Pergerakan harga selanjutnya akan sangat dipengaruhi kabar mengenai suplai dan permintaan. Jika isu fundamental mulai sepi, fokus pelaku pasar akan beralih pada fluktuasi dollar AS. Pelemahan dollar AS akan membantu peluang kenaikan harga minyak. Namun Nizar mengingatkan, kenaikan harga minyak yang sudah cukup tinggi bakal rawan koreksi. "Investor melakukan ambil untung alias profit taking kala harga sudah merangkak tinggi," ujarnya.

Secara teknikal, harga minyak berada di atas moving average (MA) 25, 50, dan 100. Ini mengindikasikan kondisi up trend. Lalu moving average convergence divergence (MACD) juga di area positif dengan histogram naik menunjukkan kondisi bullish.
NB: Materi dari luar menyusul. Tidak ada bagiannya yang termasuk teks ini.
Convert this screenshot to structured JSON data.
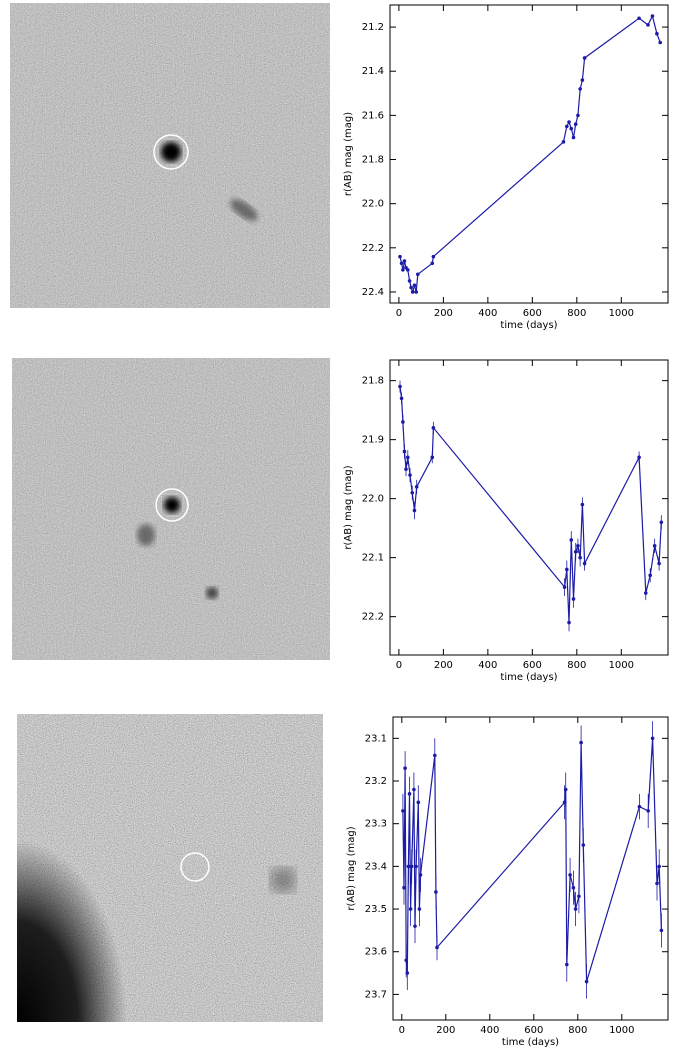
{
  "chart_data": [
    {
      "type": "line",
      "x_label": "time (days)",
      "y_label": "r(AB) mag (mag)",
      "xlim": [
        -40,
        1210
      ],
      "xticks": [
        0,
        200,
        400,
        600,
        800,
        1000
      ],
      "ylim": [
        22.45,
        21.1
      ],
      "yticks": [
        21.2,
        21.4,
        21.6,
        21.8,
        {
          "value": 22,
          "label": "22.0"
        },
        22.2,
        22.4
      ],
      "x": [
        5,
        12,
        18,
        25,
        32,
        40,
        48,
        55,
        62,
        70,
        78,
        85,
        150,
        155,
        740,
        755,
        765,
        775,
        785,
        795,
        805,
        815,
        825,
        835,
        1080,
        1120,
        1140,
        1160,
        1175
      ],
      "series": [
        {
          "color": "#1c1ca8",
          "values": [
            22.24,
            22.27,
            22.3,
            22.26,
            22.29,
            22.3,
            22.35,
            22.38,
            22.4,
            22.37,
            22.4,
            22.32,
            22.27,
            22.24,
            21.72,
            21.65,
            21.63,
            21.66,
            21.7,
            21.64,
            21.6,
            21.48,
            21.44,
            21.34,
            21.16,
            21.19,
            21.15,
            21.23,
            21.27
          ]
        }
      ]
    },
    {
      "type": "line",
      "x_label": "time (days)",
      "y_label": "r(AB) mag (mag)",
      "xlim": [
        -40,
        1210
      ],
      "xticks": [
        0,
        200,
        400,
        600,
        800,
        1000
      ],
      "ylim": [
        22.265,
        21.765
      ],
      "yticks": [
        21.8,
        21.9,
        {
          "value": 22,
          "label": "22.0"
        },
        22.1,
        22.2
      ],
      "x": [
        5,
        12,
        18,
        25,
        32,
        40,
        50,
        60,
        70,
        80,
        150,
        155,
        745,
        755,
        765,
        775,
        785,
        795,
        805,
        815,
        825,
        835,
        1080,
        1110,
        1130,
        1150,
        1170,
        1180
      ],
      "series": [
        {
          "color": "#1c1ca8",
          "values": [
            21.81,
            21.83,
            21.87,
            21.92,
            21.95,
            21.93,
            21.96,
            21.99,
            22.02,
            21.98,
            21.93,
            21.88,
            22.15,
            22.12,
            22.21,
            22.07,
            22.17,
            22.09,
            22.08,
            22.1,
            22.01,
            22.11,
            21.93,
            22.16,
            22.13,
            22.08,
            22.11,
            22.04
          ],
          "errors": [
            0.01,
            0.01,
            0.012,
            0.012,
            0.012,
            0.012,
            0.012,
            0.012,
            0.015,
            0.012,
            0.01,
            0.01,
            0.015,
            0.015,
            0.015,
            0.015,
            0.015,
            0.015,
            0.012,
            0.015,
            0.012,
            0.012,
            0.01,
            0.012,
            0.012,
            0.012,
            0.012,
            0.012
          ]
        }
      ]
    },
    {
      "type": "line",
      "x_label": "time (days)",
      "y_label": "r(AB) mag (mag)",
      "xlim": [
        -40,
        1210
      ],
      "xticks": [
        0,
        200,
        400,
        600,
        800,
        1000
      ],
      "ylim": [
        23.76,
        23.05
      ],
      "yticks": [
        23.1,
        23.2,
        23.3,
        23.4,
        23.5,
        23.6,
        23.7
      ],
      "x": [
        5,
        10,
        15,
        20,
        25,
        30,
        35,
        40,
        45,
        55,
        60,
        65,
        75,
        80,
        85,
        150,
        155,
        160,
        740,
        745,
        750,
        765,
        780,
        790,
        805,
        815,
        825,
        840,
        1080,
        1120,
        1140,
        1160,
        1170,
        1180
      ],
      "series": [
        {
          "color": "#1c1ca8",
          "values": [
            23.27,
            23.45,
            23.17,
            23.62,
            23.65,
            23.4,
            23.23,
            23.5,
            23.4,
            23.22,
            23.54,
            23.4,
            23.25,
            23.5,
            23.42,
            23.14,
            23.46,
            23.59,
            23.25,
            23.22,
            23.63,
            23.42,
            23.45,
            23.5,
            23.47,
            23.11,
            23.35,
            23.67,
            23.26,
            23.27,
            23.1,
            23.44,
            23.4,
            23.55
          ],
          "errors": [
            0.04,
            0.04,
            0.04,
            0.04,
            0.04,
            0.04,
            0.04,
            0.04,
            0.04,
            0.04,
            0.04,
            0.04,
            0.04,
            0.04,
            0.04,
            0.04,
            0.04,
            0.03,
            0.04,
            0.04,
            0.04,
            0.04,
            0.04,
            0.04,
            0.04,
            0.04,
            0.04,
            0.04,
            0.03,
            0.04,
            0.04,
            0.04,
            0.04,
            0.04
          ]
        }
      ]
    }
  ]
}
Hanya, relative strength index (RSI) 14,33 di level 66, atau hampir mendekati area jenuh beli (verbought). Begitu pula stochastic yang menunjukkan angka 90, atau sudah memasuki area jenuh beli. Artinya, membuka peluang penurunan.

Prediksi Nizar, hingga pekan depan, harga minyak WTI akan bergulir di kisaran US$ 53 hingga US$ 58 per barel. Agus menebak, hingga pekan mendatang, minyak bisa bergerak antara US$ 50 hingga US$ 60 per barel. Sementara, mayoritas analis yang disurvei Bloomberg menduga, harga WTI bakal turun pada pekan depan. Lima belas dari 30 analis memprediksi harga turun, sementara 12 analis melihat peluang kenaikan harga minyak.